Anyway, I can't derive the result that is $\mathbb{Q}^T(S_T\geq K)=\mathbb{Q}^T(-\tilde{Y}\leq \frac{ln(\frac{S_0}{KP(0,T)})-\frac{1}{2}\sum ^2}{\sqrt{\sum ^2}})$, where:


*

*$\sum ^2=\int_{0}^{T}(\sigma_s^z)^2ds$;

*$\tilde{Y}$ is the standardization of $Y:=e^{\int_{0}^{T}\sigma_s^zdW_s-\frac{1}{2}\int_{0}^{T}(\sigma_s^z)^2ds}$ (with $dW_s$ under $\mathbb{Q}^T$).


Any help would be really welcome.
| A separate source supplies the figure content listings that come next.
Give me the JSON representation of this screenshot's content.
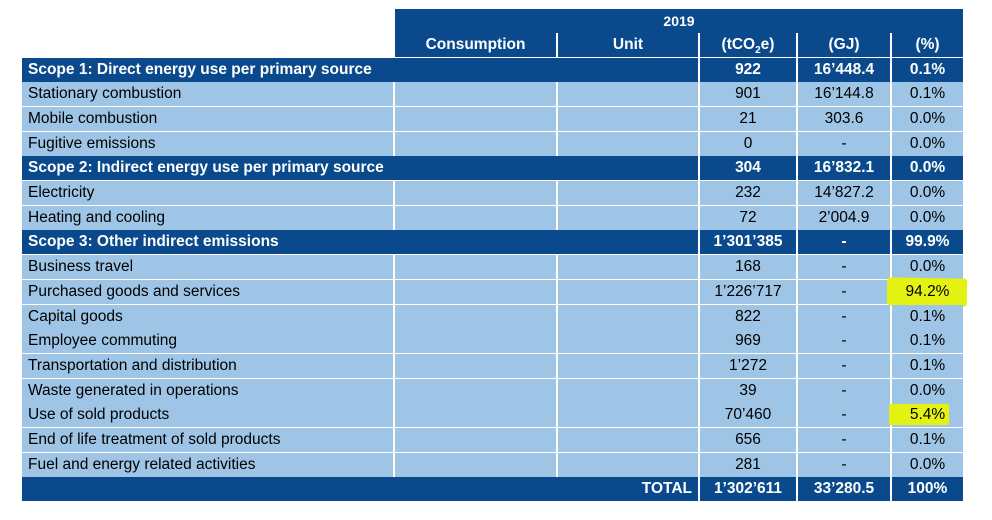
{
  "header": {
    "year": "2019",
    "columns": [
      "Consumption",
      "Unit",
      "(tCO₂e)",
      "(GJ)",
      "(%)"
    ]
  },
  "rows": [
    {
      "kind": "section",
      "label": "Scope 1: Direct energy use per primary source",
      "t": "922",
      "gj": "16’448.4",
      "pct": "0.1%"
    },
    {
      "kind": "item",
      "label": "Stationary combustion",
      "t": "901",
      "gj": "16’144.8",
      "pct": "0.1%"
    },
    {
      "kind": "item",
      "label": "Mobile combustion",
      "t": "21",
      "gj": "303.6",
      "pct": "0.0%"
    },
    {
      "kind": "item",
      "label": "Fugitive emissions",
      "t": "0",
      "gj": "-",
      "pct": "0.0%"
    },
    {
      "kind": "section",
      "label": "Scope 2: Indirect energy use per primary source",
      "t": "304",
      "gj": "16’832.1",
      "pct": "0.0%"
    },
    {
      "kind": "item",
      "label": "Electricity",
      "t": "232",
      "gj": "14’827.2",
      "pct": "0.0%"
    },
    {
      "kind": "item",
      "label": "Heating and cooling",
      "t": "72",
      "gj": "2’004.9",
      "pct": "0.0%"
    },
    {
      "kind": "section",
      "label": "Scope 3: Other indirect emissions",
      "t": "1’301’385",
      "gj": "-",
      "pct": "99.9%"
    },
    {
      "kind": "item",
      "label": "Business travel",
      "t": "168",
      "gj": "-",
      "pct": "0.0%"
    },
    {
      "kind": "item",
      "label": "Purchased goods and services",
      "t": "1’226’717",
      "gj": "-",
      "pct": "94.2%",
      "highlight": true
    },
    {
      "kind": "item",
      "label": "Capital goods",
      "t": "822",
      "gj": "-",
      "pct": "0.1%"
    },
    {
      "kind": "item",
      "label": "Employee commuting",
      "t": "969",
      "gj": "-",
      "pct": "0.1%"
    },
    {
      "kind": "item",
      "label": "Transportation and distribution",
      "t": "1’272",
      "gj": "-",
      "pct": "0.1%"
    },
    {
      "kind": "item",
      "label": "Waste generated in operations",
      "t": "39",
      "gj": "-",
      "pct": "0.0%"
    },
    {
      "kind": "item",
      "label": "Use of sold products",
      "t": "70’460",
      "gj": "-",
      "pct": "5.4%",
      "highlight": true
    },
    {
      "kind": "item",
      "label": "End of life treatment of sold products",
      "t": "656",
      "gj": "-",
      "pct": "0.1%"
    },
    {
      "kind": "item",
      "label": "Fuel and energy related activities",
      "t": "281",
      "gj": "-",
      "pct": "0.0%"
    }
  ],
  "total": {
    "label": "TOTAL",
    "t": "1’302’611",
    "gj": "33’280.5",
    "pct": "100%"
  },
  "colors": {
    "dark": "#0a4a8c",
    "light": "#9ec5e5",
    "highlight": "#e3f212"
  }
}
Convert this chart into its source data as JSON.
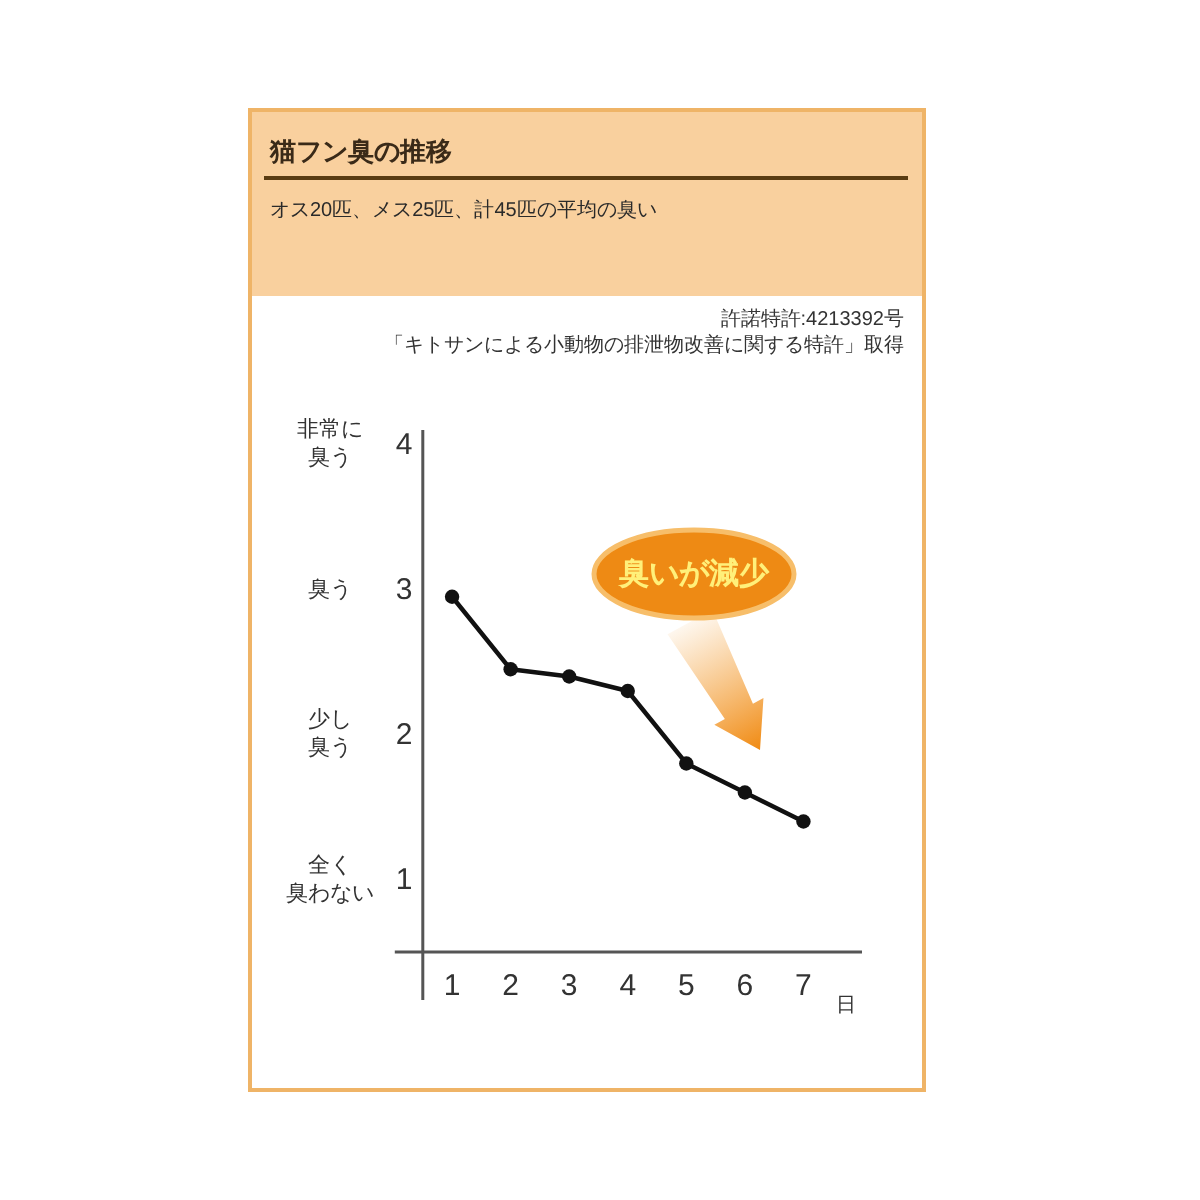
{
  "chart_data": {
    "type": "line",
    "title": "猫フン臭の推移",
    "subtitle": "オス20匹、メス25匹、計45匹の平均の臭い",
    "xlabel": "日",
    "x": [
      1,
      2,
      3,
      4,
      5,
      6,
      7
    ],
    "series": [
      {
        "color": "#111111",
        "values": [
          2.95,
          2.45,
          2.4,
          2.3,
          1.8,
          1.6,
          1.4
        ]
      }
    ],
    "xlim": [
      0.5,
      8
    ],
    "xticks": [
      1,
      2,
      3,
      4,
      5,
      6,
      7
    ],
    "ylim": [
      0.5,
      4.1
    ],
    "yticks": [
      1,
      2,
      3,
      4
    ],
    "marker": "circle",
    "line_style": "solid",
    "annotations": [
      "許諾特許:4213392号",
      "「キトサンによる小動物の排泄物改善に関する特許」取得",
      "非常に臭う",
      "臭う",
      "少し臭う",
      "全く臭わない",
      "臭いが減少"
    ]
  }
}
Thanks!
 A: The definition of $Z$ tell us that the process $\lbrace{Z_t\rbrace}_{t\geq0}$ is a martingale under the $T-$forward measure $\mathbb{Q}^T$. Given the dynamic of $Z$, we can find out the Radon-Nikodym derivative.
\begin{align*}
 dZ_t &= Z_t\left(u_t^zdt + \sigma_t^zdW_t \right) \\
  &= Z_t\sigma_t^z\left(dW_t + \frac{u_t^z}{\sigma_t^z}dt \right) \\
  &= Z_t\sigma_t^zd\bar{W}_t \quad \quad (1)
\end{align*}
where $\bar{W}$ is a $\mathbb{Q}^T$ Brownian motion. Therefore, we can construct the R-N measure which is 
\begin{equation*}
 M_t = \exp\left(-\frac12\int_0^t \left(\frac{u_s^z}{\sigma_s^z}\right)^2ds - \int_0^t \frac{u_s^z}{\sigma_s^z}dW_s\right)
\end{equation*}
Now we have all the ingredients to compute $\mathbb{Q}^T(S_T \geq K)$.
\begin{align*}
 \mathbb{Q}^T(S_T \geq K) &= \mathbb{Q}^T(Z_T \geq K) \\
 &=\mathbb{Q}^T\left(Z_0\exp\left(-\frac12\int_0^T(\sigma_s^z)^2ds + \int_0^T \sigma_s^zdW_s\right) \geq K\right)\\
 &=\mathbb{Q}^T\left(\int_0^T \sigma_s^zd\bar{W}_s \geq \log\left(\frac{K}{Z_0}\right) + \frac12\Sigma^2\right) \\
 &=\mathbb{Q}^T\left(\tilde{Y} \geq \frac{\log\left(\frac{K}{Z_0}\right) + \frac12\Sigma^2}{\Sigma}\right) \\
 &=\mathbb{Q}^T\left(-\tilde{Y} \leq \frac{\log\left(\frac{S_0}{KP(0,T)}\right) - \frac12\Sigma^2}{\Sigma}\right) 
\end{align*}
The fourth equality follows from the fact that $\lbrace{\int_0^t \sigma_s^zd\bar{W}_s\rbrace}_{t\geq0}$ is a Wiener process under the measure $\mathbb{Q}^T$. Hence, it follows a gaussian distribution with mean $0$ and variance $\Sigma$.
Some observations on your post :


*

*$Z$ is a lognormal process under $\mathbb{P}$ as well as under $\mathbb{Q}^T$. Hence, one cannot have $dZ_t = \sigma_t^zd\bar{W}_t$ (which is btw a normal process). That being said, you are right that under $\mathbb{Q}^T$ the process $Z$ is a real martingale and should only have the diffusive part (no finite variation process) and it is case in (1).

*Often a numeraire, say $Y$, is chosen for a given process, say $X$, such that $X$ becomes a martingale under a new measure called the martingale measure associated to the numeraire $Y$. As noted, $Y$ has to fulfill some conditions to be a numeraire.